Despite taking the Los Angeles Clippers to seven games in the first round, the Dallas Mavericks have a quite a few holes to plug in their lineup. One of the most important deficiencies to address is the lack of a secondary playmaker next to Luka Doncic. Too often the Mavericks’ offense sputtered if the ball wasn’t in Doncic’s hands.
Enter DeMar DeRozan. The veteran shooting guard possesses plenty of skills the Mavericks need. So there should be no doubts about his fit in Dallas, right?
The 6’6 220-pound DeRozan just completed his third year with the San Antonio Spurs. He’s at the end of a five-year, $139 million contract he signed with the Toronto Raptors in 2016. DeRozan was shipped to the Spurs in 2018 as part of the trade that brought Kawhi Leonard to the Raptors.
DeRozan put up per game averages of 21.6 points, 4.2 rebounds, and 6.9 assists in 61 games this season. He’s been the primary option for the Spurs since he arrived in San Antonio.
Simply put, DeRozan is a scorer. One might even say he’s a bucket. He averaged almost 22 points per game last season while only taking around 15 shots per contest. He also averaged seven free throw attempts per game, making them at an 88% clip. This scoring comes on the heels of DeRozan taking a step back and letting the Spurs’ young guards run the show from time to time. At his peak in Toronto, DeRozan was capable of averaging 27 per game on 20 attempts easily. If there’s one thing he can do, it’s score.
DeRozan is most effective as an isolation scorer. He shoots almost 53% from the floor on two or more dribbles, showing his ability to create his own shot. DeRozan scored 1.20 points per possession on isolation plays, the highest in the league among players that averaged at least three isolations per game last season. This puts him slightly ahead of second place Kevin Durant, who averaged 1.18 PPP on 3.3 isolations per game.
The point is, scoring is DeRozan’s biggest strength. But he can also get others involved, as evidenced by averaging almost seven assists per game last season, a career high. That’s something he’s added to his game since arriving in San Antonio.

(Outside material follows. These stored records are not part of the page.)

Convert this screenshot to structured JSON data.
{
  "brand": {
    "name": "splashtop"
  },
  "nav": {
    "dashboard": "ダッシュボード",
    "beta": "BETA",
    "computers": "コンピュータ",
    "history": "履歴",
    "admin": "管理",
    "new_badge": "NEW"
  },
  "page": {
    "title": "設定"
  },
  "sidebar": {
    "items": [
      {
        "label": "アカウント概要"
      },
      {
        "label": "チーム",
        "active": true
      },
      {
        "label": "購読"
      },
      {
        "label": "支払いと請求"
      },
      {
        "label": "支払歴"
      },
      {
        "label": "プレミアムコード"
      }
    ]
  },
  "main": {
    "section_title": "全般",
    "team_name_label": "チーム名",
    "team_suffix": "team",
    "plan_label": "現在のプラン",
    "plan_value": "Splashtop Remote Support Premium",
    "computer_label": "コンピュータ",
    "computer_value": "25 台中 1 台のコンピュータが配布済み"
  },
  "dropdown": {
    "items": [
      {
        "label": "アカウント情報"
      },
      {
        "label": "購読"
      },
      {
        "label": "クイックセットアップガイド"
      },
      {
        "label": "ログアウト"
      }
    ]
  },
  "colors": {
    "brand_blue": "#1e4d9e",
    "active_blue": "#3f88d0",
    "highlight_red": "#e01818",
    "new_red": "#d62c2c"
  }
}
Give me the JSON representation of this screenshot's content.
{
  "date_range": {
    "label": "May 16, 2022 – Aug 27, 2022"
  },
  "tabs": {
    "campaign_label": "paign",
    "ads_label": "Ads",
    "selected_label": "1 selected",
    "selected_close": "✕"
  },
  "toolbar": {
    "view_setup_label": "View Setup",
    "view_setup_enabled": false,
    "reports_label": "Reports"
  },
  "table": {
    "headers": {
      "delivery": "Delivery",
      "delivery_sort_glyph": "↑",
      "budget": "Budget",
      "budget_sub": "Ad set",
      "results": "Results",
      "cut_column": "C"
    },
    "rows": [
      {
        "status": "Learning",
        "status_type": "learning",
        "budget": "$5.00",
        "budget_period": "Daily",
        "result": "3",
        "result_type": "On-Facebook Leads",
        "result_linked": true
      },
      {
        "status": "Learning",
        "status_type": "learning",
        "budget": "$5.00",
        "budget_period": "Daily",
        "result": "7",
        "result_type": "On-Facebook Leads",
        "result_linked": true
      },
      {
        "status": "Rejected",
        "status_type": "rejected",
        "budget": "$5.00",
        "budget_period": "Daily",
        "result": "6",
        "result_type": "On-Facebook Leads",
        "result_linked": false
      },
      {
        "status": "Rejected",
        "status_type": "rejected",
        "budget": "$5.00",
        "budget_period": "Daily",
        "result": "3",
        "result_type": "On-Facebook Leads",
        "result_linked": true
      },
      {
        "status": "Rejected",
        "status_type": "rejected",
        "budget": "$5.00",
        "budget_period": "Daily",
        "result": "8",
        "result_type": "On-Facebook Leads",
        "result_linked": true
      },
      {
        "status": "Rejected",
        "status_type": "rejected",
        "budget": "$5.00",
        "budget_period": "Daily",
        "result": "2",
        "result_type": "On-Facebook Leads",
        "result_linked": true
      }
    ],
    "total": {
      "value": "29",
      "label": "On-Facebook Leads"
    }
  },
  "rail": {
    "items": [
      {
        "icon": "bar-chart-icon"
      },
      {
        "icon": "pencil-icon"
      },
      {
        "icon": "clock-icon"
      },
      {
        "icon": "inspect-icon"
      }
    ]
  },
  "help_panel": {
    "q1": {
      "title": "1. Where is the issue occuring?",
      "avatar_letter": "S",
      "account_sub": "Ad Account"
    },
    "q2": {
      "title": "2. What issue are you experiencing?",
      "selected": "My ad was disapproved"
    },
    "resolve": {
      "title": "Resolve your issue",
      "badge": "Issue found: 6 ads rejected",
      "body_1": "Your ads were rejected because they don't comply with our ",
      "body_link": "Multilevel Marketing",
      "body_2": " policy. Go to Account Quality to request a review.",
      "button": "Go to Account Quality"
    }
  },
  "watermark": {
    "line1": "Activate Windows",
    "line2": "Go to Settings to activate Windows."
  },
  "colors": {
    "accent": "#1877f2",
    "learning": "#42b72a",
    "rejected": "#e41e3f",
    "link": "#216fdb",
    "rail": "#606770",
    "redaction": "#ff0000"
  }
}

For such a great scorer, DeRozan is lacking in 3-point shooting. It’s not that he’s a bad shooter. It’s that he doesn’t shoot 3-pointers at all. He shot 25% from behind the arc last season on 1.2 attempts per game. That’s actually double his attempts from the previous season. DeRozan just isn’t interested in shooting 3-pointers. He’s never been great from behind the arc, shooting only 28% for his career. Whether he’s struggled from deep because he’s reluctant to shoot or vice versa, who knows, but he won’t stretch the floor, that’s for sure.
DeRozan isn’t known for his defense, either. He’s not particularly bad, but he’s not locking down an opponents’ top scorer. That’s particularly problematic at his position, where he’s often tasked with guarding elite perimeter players across the league.
Fit with the Mavericks
How DeRozan fits with Doncic is the main concern when considering acquiring him. His lack of 3-point shooting would certainly create spacing issues for Doncic’s drives to the basket, which are an essential part of the Mavericks’ offense.
Could DeRozan adjust his game and shoot more 3-pointers? He made it a point of emphasis in 2017-18 with Toronto, ramping up his attempts from deep to 3.6 per game and converted 31% of them, both career highs. But the next year his 3-point attempts fell off a cliff, plummeting to 0.6 per game. Would DeRozan be willing to let it fly from behind the arc again?
There’s also the fact that DeRozan could be less effective without the ball, though the last three years in San Antonio should alleviate those concerns. He’s shown he can be an efficient scorer without dominating possessions. If he can shoot enough to keep defenses honest and out of the lane, DeRozan would be a great upgrade to a Mavericks roster in desperate need of a talent infusion.
He’s certain to be a pricy addition, though. A former All Star who can still operate as a primary scorer when needed, DeRozan would help several teams. In an offseason short on high end free agents, he’s probably going to cash in if he wants. But it’s possible DeRozan could be willing to take a discount to play with a team he believes gives him a chance to win a championship. As it stands right now, though, the Mavericks don’t exactly fit that scenario.